Pis encore, tous les agents économiques - consommateurs, entreprises, gouvernements - voient leur niveau d'endettement bondir puisque les dettes ne changent pas en valeur nominale.
L'horizon s'assombrit aussi pour les investisseurs. Car la déflation à long terme provoque généralement une stagnation économique, voire une dépression. Rien pour stimuler la valorisation des actions des entreprises cotées en Bourse.
Reste à savoir maintenant si les pressions déflationnistes dans la zone euro seront seulement temporaires.
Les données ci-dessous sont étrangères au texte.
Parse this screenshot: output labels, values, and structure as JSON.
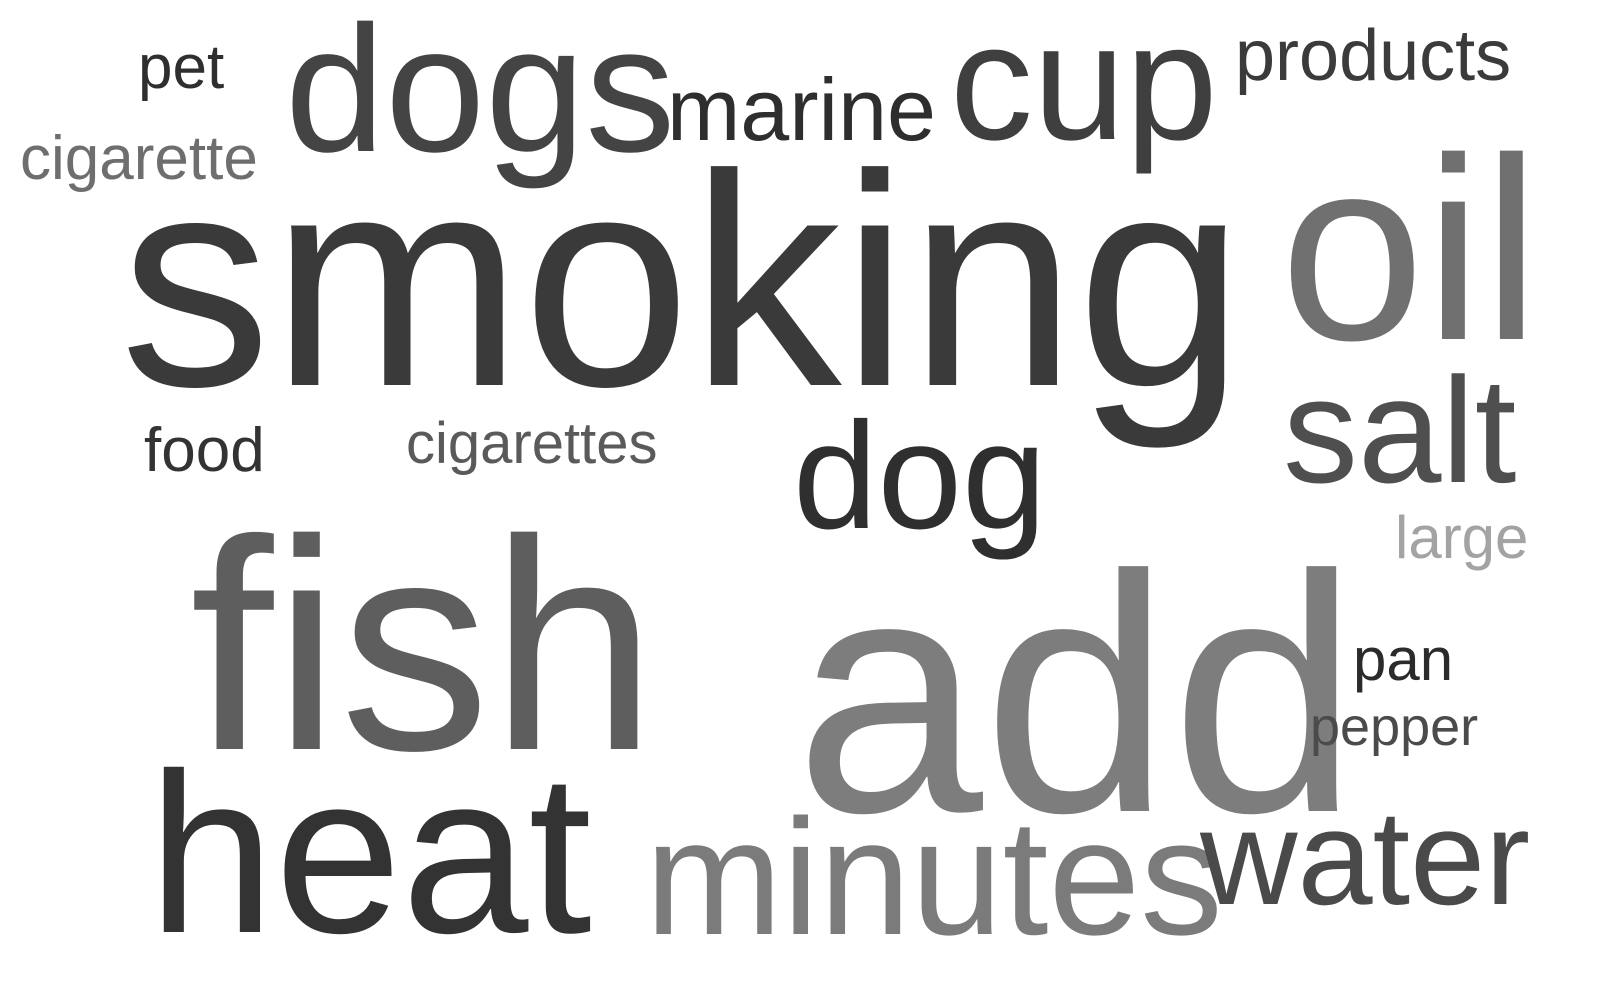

Beaucoup d'analystes soutiennent que le prix du baril de pétrole est appelé à augmenter dans les prochains trimestres de 2015, voire en 2016.
Mais cela sera-t-il suffisant pour relancer l'ensemble des prix dans la zone euro?
Rien n'est moins sûr, car la zone euro affiche plusieurs faiblesses.
Les faiblesses inquiétantes de la zone euro
À long terme, son potentiel de croissance économique est limité en raison du déclin démographique de l'Europe.
À moyen terme, les politiques d'austérité dans certains pays de la zone euro n'ont rien pour stimuler l'activité économique, bien au contraire.
À court terme, la Banque centrale européenne (BCE) n'a pas la même marge de manoeuvre qu'une banque centrale typique pour stopper la déflation à long terme.
Dans une analyse publiée dans Les Échos en 2014, l'économiste Sylvain Fontan soulignait que le Japon est une nation souveraine sur le plan monétaire avec une banque centrale, qui n'est pas indépendante du pouvoir politique.
En revanche, la zone euro est un espace politique fragmenté, qui a une banque centrale indépendante avec un mandat - ou une mission - restrictif.
Par exemple, la BCE a eu toutes les misères du monde à déployer un semblant de politique d'assouplissement quantitatif, comme la Réserve fédérale aux États-Unis.
La situation de l'Europe n'est certes pas aussi précaire que celle du Japon, avant que le pays ne soit affecté par une déflation rampante, à compter de la fin des années 1990. Quelques années plus tôt, l'éclatement d'une bulle immobilière avait plongé l'économie japonaise dans la tourmente.
Cela dit, le risque que la zone euro plonge durablement dans une déflation à long terme est réel. C'est pourquoi les investisseurs auraient tout intérêt à considérer ce risque dans leurs stratégies de placement en Europe.